Fig. 4: An electron in one trap can tunnel into a second nearby trap, even though this naively seems as impossible as the marble in Figure 2 moving spontaneously from the blue bowl to the red one. Quantum `jitter’ is ultimately responsible for this remarkable possibility. (Actually the marble can tunnel too, but being vastly heavier, and with the bowls being macroscopically large and distant, the probability is unbelievably small that this will ever happen to any marble anywhere in the universe.)

How did it do that? If you imagine that electrons are like marbles, you will not be able to understand this. But electrons are not like marbles [or at least not like your intuitive notion of a marble], and their quantum jitter offers them an extremely small but non-zero probability of “walking through walls” — of going someplace that it would seem impossible for them to go — and ending up on the other side. This is called, poetically, “tunneling” — but you should not imagine that the electron digs a hole through the wall.  And you’ll never catch the electron in the wall — in the act, so to speak. It’s just that the wall isn’t completely impermeable to things like electrons; electrons are not things that can be easily trapped.

Actually, it’s even crazier than this: because what is true for the electron actually is true for the marble in the bowl. The marble could end up in bowl 2, if you could give it enough time. But the probability of this happening is extremely extremely extremely small… so small that if you waited billions of years, or even billions of billions of billions of years, that still wouldn’t be enough.  For all practical purposes, it will “never” happen.

The point is that our world is a quantum world, and all objects are made from elementary particles and are subject to the rules of quantum physics. Quantum jitter is ever-present. But for most objects that have a lot of mass compared to an elementary particle — a marble, for instance, or even a typical speck of dust — this quantum jitter is too small to observe, except in very specially designed experiments. And the consequent ability to tunnel through walls is also, therefore, never seen in ordinary daily life.

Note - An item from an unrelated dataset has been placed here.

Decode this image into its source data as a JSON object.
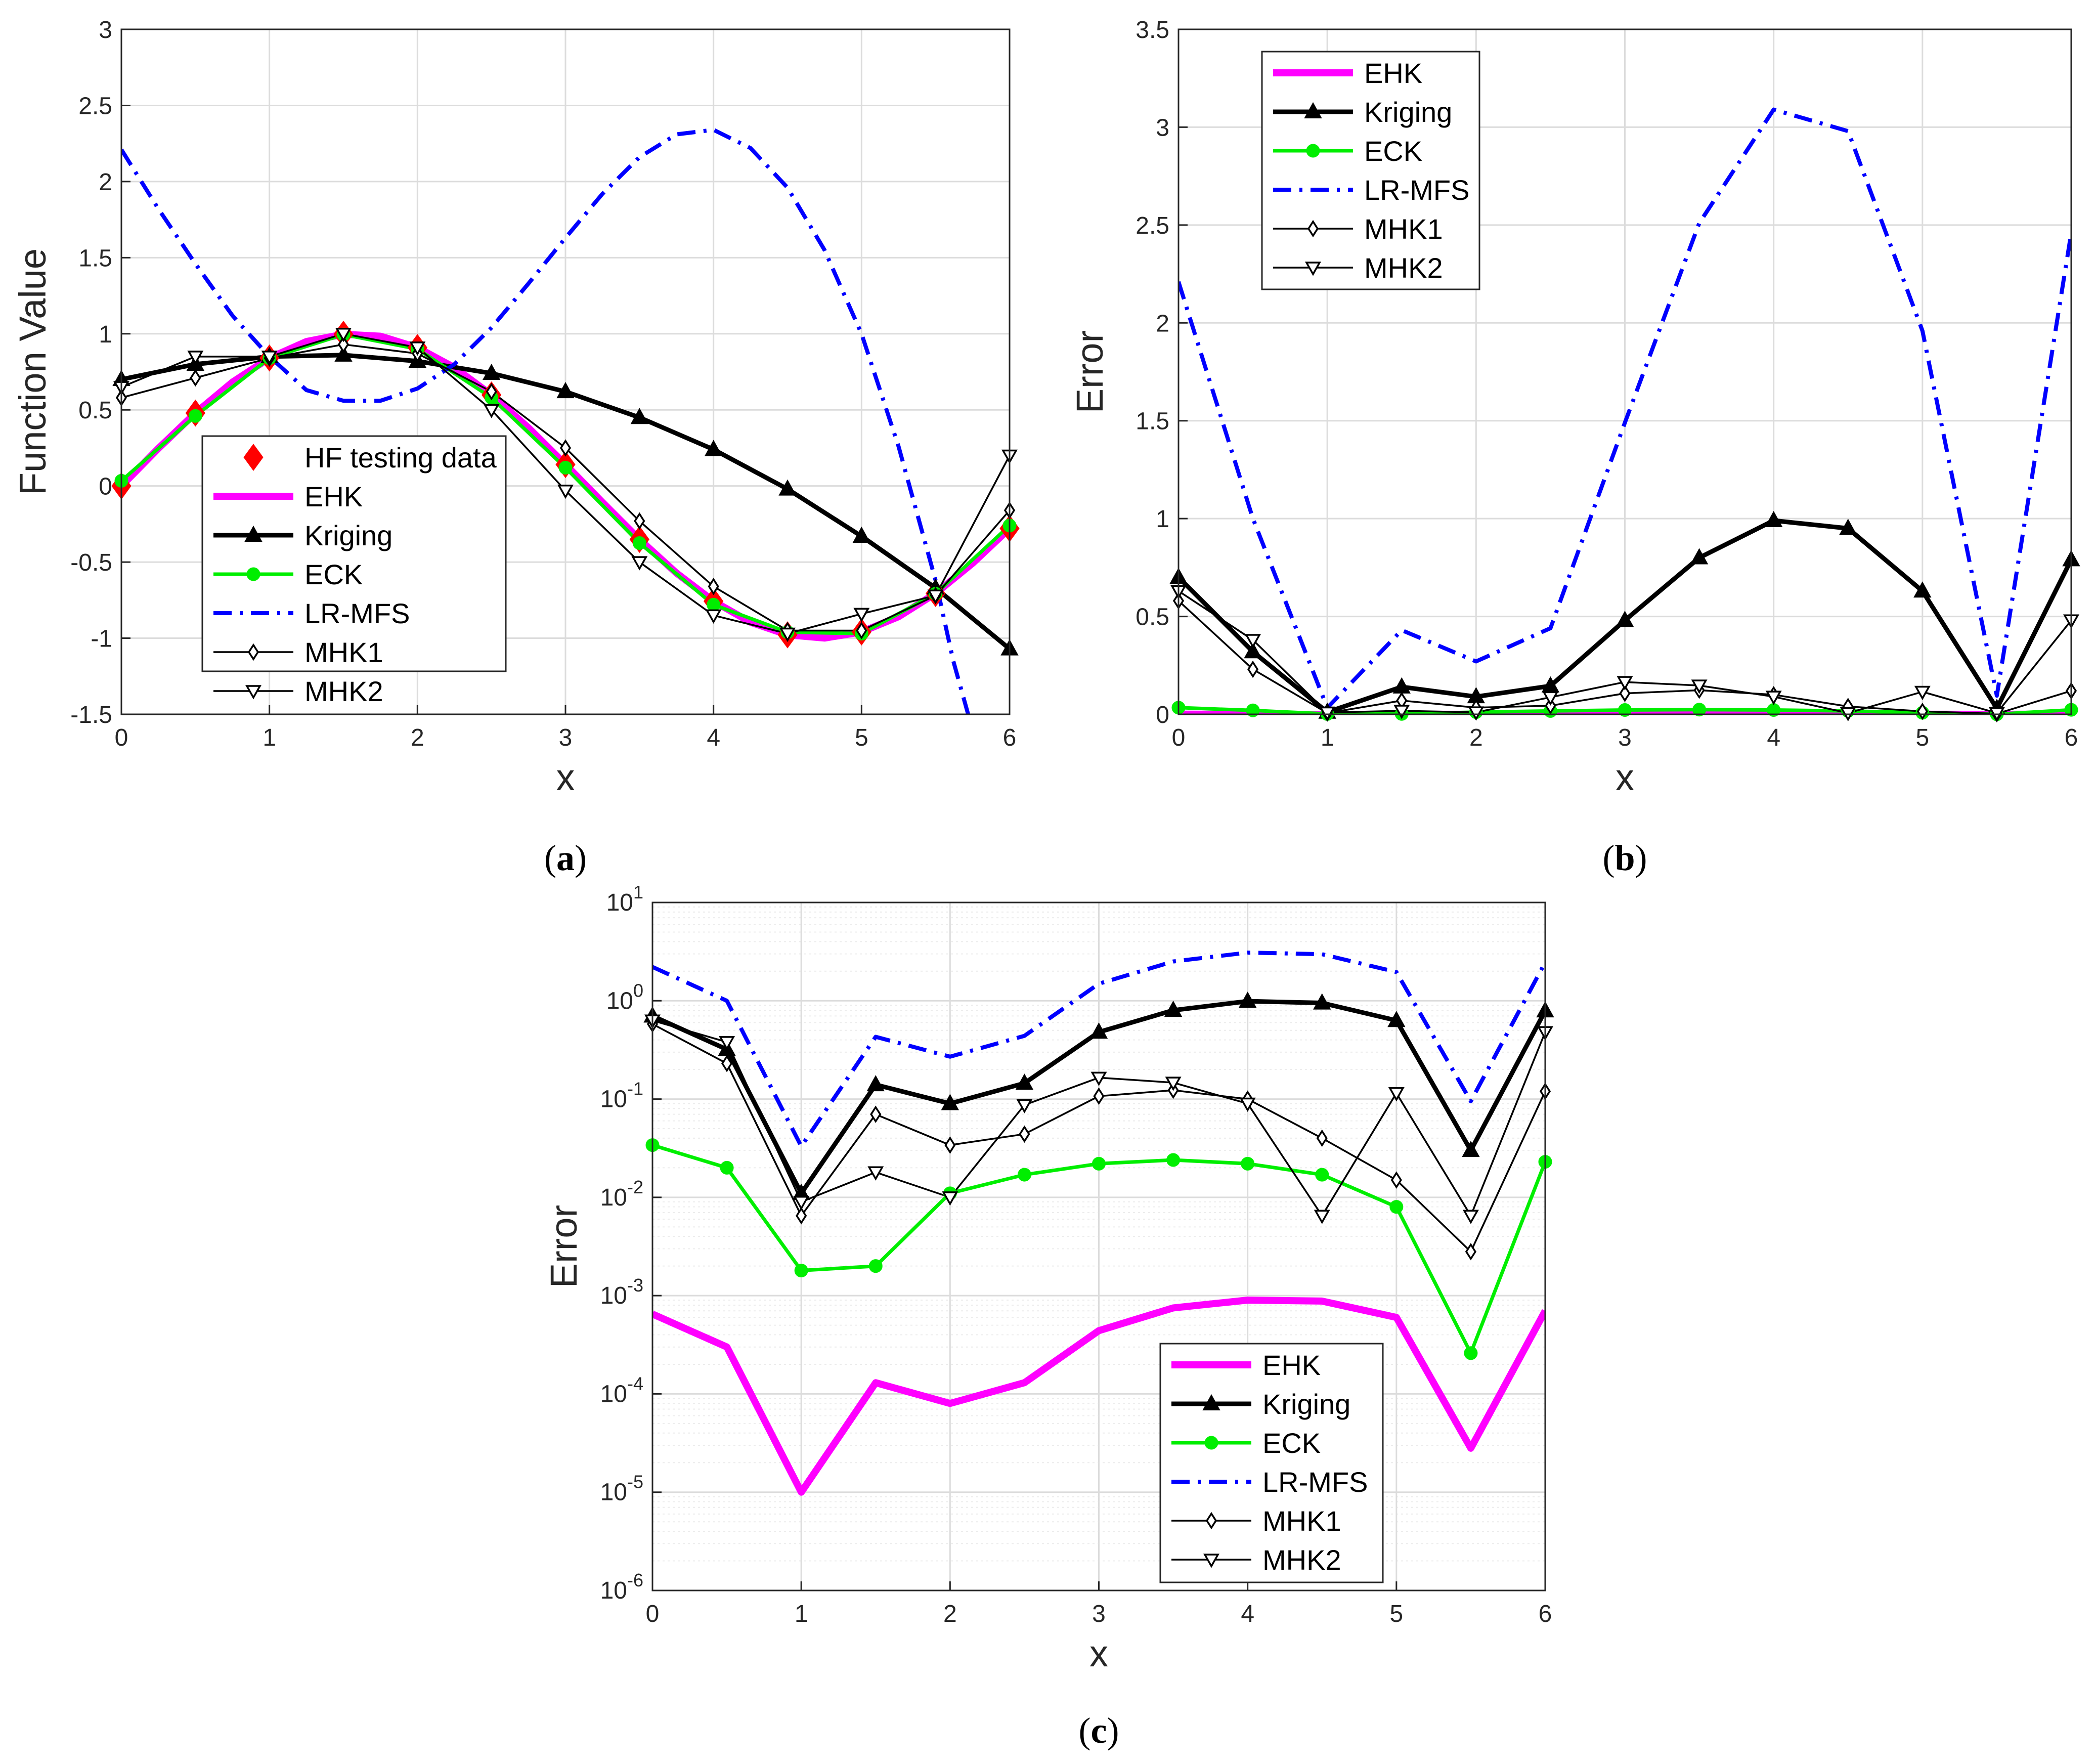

To say it another way: any object can tunnel through a “wall”, but the probability for it to do so typically goes down very rapidly if

  • the object has a large mass
  • the wall is thick (i.e. there is a long distance between its two sides)
  • the wall is hard to penetrate (i.e. to punch through the wall in the usual way would require a lot of energy.)

For a marble to penetrate the lip of a bowl is possible in principle, but in practice might as well be impossible. For an electron to escape from one trap to another may be easy, if the traps are close together and the traps are not very deep, but it may be very difficult, if the traps are far apart or the traps are very deep.”

WHY TUNNELING IS PHILOSOPHICALLY IMPORTANT:

Knowing about such things as the preceding, and knowing as they fit with different appearances, and knowing how we found them out, is what makes our wisdom different from that of the Ancients.

Not just a different knowledge basis, but also a different meta-knowledge basis (how we established that knowledge).

Just as drastically, recent bits of science provide us with new models for thinking in general.

For example, tunneling implies that there are no absolute separations, and that, instead, interpenetration makes the real world hold together well.

That’s why students of philosophy that have learned nothing new in the last few centuries, ought not to be taken too seriously. Even on poetry, tunneling ought to have an impact.

Tunnel Effect: if you want to be real, you have to dig it.